Penelitian Terbaru – Penelitian terbaru Fokus Kesehatan Indonesia (FKI) menemukan bahwa anak-anak yang mengalami anemia akibat kurangnya zat besi memiliki risiko tiga kali lipat mengalami otak ‘lemot’ atau terhambat dalam berpikir (telmi) karena rendahnya memori kerja.
Memori kerja adalah sistem kognitif yang memungkinkan seseorang untuk menyimpan dan memproses informasi dalam waktu singkat.
Fakta ini disampaikan oleh Direktur Fokus Kesehatan Indonesia (FKI) sekaligus mantan Menteri Kesehatan RI 2014-2019, Prof. Nila F Moeloek, setelah melakukan penelitian terhadap 500 anak Sekolah Dasar di Jakarta.
Penelitian yang dilakukan di dua sekolah dasar di Manggarai dan Tanjung Priok menemukan bahwa lebih dari 19 persen anak-anak mengalami anemia, yaitu kurangnya sel darah merah.
“Anak yang kurang asupan gizi atau energi memiliki risiko tiga kali lebih besar memiliki memori kerja yang rendah,” ujar Prof. Nila saat presentasinya di Jakarta Selatan, Selasa (22/10/2024).
Adapun anak yang kurang asupan gizi harian dapat ditandai dengan kurangnya energi atau kalori dari makanan, berperawakan pendek, hingga menderita anemia akibat kekurangan zat besi dalam makanan sehari-hari.
Penelitian ini juga menemukan bahwa anak-anak dengan anemia akibat kurangnya zat besi memiliki risiko 29 persen, nyaris tiga kali lipat, untuk mengalami gangguan memori kerja. Kondisi ini dapat membuat daya tangkap anak dalam menerima informasi menjadi lebih lambat atau ‘lemot’.
Menurut Prof. Nila, jika kondisi ini dibiarkan, tidak hanya membahayakan kesehatan anak tetapi juga masa depan Indonesia, karena kemampuan anak dalam memahami materi pelajaran menjadi lebih lambat.
“Temuan ini merupakan peringatan serius terhadap masa depan kesehatan dan pendidikan di Indonesia. Karena memori kerja adalah indikator yang sangat penting untuk keberhasilan belajar anak di sekolah,” jelasnya.
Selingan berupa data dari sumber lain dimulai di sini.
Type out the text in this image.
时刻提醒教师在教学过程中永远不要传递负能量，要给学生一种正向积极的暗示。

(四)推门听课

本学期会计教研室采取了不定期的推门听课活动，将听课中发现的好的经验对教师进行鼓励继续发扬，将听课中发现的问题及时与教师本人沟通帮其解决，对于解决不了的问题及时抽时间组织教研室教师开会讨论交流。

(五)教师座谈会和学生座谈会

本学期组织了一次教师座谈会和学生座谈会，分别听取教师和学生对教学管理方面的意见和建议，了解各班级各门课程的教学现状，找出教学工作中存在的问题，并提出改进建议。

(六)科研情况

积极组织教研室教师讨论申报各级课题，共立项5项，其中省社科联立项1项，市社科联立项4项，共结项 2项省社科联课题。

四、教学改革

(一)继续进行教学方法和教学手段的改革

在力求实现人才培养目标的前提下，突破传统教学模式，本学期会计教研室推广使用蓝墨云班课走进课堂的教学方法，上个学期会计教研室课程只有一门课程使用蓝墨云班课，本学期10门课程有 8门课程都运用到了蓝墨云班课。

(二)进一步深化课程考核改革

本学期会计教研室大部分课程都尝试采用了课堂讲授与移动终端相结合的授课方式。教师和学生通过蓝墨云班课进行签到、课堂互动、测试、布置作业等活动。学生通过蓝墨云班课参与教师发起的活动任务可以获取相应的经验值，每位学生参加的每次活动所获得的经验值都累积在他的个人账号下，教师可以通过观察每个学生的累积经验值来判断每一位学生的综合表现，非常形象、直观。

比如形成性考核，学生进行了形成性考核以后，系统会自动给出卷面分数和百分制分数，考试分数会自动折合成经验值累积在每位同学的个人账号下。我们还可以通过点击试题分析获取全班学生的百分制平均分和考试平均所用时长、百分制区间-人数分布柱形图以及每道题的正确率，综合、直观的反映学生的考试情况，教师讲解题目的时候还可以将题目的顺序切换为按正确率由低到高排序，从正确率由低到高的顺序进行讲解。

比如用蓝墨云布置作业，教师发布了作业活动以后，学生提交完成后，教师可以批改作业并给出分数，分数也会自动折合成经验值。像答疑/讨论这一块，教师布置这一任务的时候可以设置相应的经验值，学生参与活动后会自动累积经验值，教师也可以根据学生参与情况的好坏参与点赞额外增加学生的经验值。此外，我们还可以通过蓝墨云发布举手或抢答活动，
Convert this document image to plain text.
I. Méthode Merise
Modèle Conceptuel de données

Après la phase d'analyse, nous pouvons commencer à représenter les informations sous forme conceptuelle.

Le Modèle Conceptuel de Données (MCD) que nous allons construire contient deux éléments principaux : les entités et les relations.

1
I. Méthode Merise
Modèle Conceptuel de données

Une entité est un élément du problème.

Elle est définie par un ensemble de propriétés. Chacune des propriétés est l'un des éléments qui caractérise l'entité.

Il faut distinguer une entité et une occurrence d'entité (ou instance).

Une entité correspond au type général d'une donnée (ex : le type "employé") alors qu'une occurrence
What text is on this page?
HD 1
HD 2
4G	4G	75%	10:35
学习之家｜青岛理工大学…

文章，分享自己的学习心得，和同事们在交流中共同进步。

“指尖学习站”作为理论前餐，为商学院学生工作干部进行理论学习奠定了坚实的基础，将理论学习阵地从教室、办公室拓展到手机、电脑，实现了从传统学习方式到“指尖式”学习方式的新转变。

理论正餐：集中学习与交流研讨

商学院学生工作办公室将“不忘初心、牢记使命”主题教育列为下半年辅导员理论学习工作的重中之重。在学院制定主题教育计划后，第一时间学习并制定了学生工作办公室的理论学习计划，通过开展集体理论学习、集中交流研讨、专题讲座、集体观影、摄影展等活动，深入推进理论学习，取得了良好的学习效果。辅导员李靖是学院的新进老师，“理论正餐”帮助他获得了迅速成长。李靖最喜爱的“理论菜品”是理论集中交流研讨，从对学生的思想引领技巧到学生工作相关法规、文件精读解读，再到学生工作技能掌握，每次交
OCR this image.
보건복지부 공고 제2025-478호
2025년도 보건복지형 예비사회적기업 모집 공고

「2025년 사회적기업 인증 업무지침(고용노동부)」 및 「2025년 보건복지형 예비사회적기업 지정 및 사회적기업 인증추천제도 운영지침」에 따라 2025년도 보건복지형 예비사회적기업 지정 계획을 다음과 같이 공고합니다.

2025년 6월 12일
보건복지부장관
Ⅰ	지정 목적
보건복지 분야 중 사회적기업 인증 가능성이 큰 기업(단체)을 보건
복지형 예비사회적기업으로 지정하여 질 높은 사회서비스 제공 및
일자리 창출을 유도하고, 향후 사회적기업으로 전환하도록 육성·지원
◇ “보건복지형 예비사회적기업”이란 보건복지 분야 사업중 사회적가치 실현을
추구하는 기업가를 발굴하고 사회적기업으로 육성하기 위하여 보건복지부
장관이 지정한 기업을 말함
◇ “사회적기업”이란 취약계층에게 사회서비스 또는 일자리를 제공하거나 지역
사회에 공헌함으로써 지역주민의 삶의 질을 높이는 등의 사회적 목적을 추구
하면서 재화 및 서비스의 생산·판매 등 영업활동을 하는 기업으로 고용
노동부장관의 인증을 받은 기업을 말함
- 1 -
“Memori kerja itu diperlukan agar anak dapat mengikuti instruksi guru, fokus pada tugas pelajaran, bahkan untuk menghafal dan menginterpretasikan informasi jangka pendek. Jika skor memori kerja rendah, maka proses dasar otak untuk belajar selama sekolah tidak akan berjalan dengan baik,” tambah Prof. Nila.
Temuan serupa juga dijelaskan oleh Koordinator Riset dan Kajian FKI, Dr. dr. Ray Wagiu Basrowi, MKK, FRSPH, yang menyatakan bahwa 30 persen anak SD yang mengalami anemia juga mengalami gangguan memori kerja, yang berarti kesulitan dalam menerima banyak informasi atau materi pembelajaran.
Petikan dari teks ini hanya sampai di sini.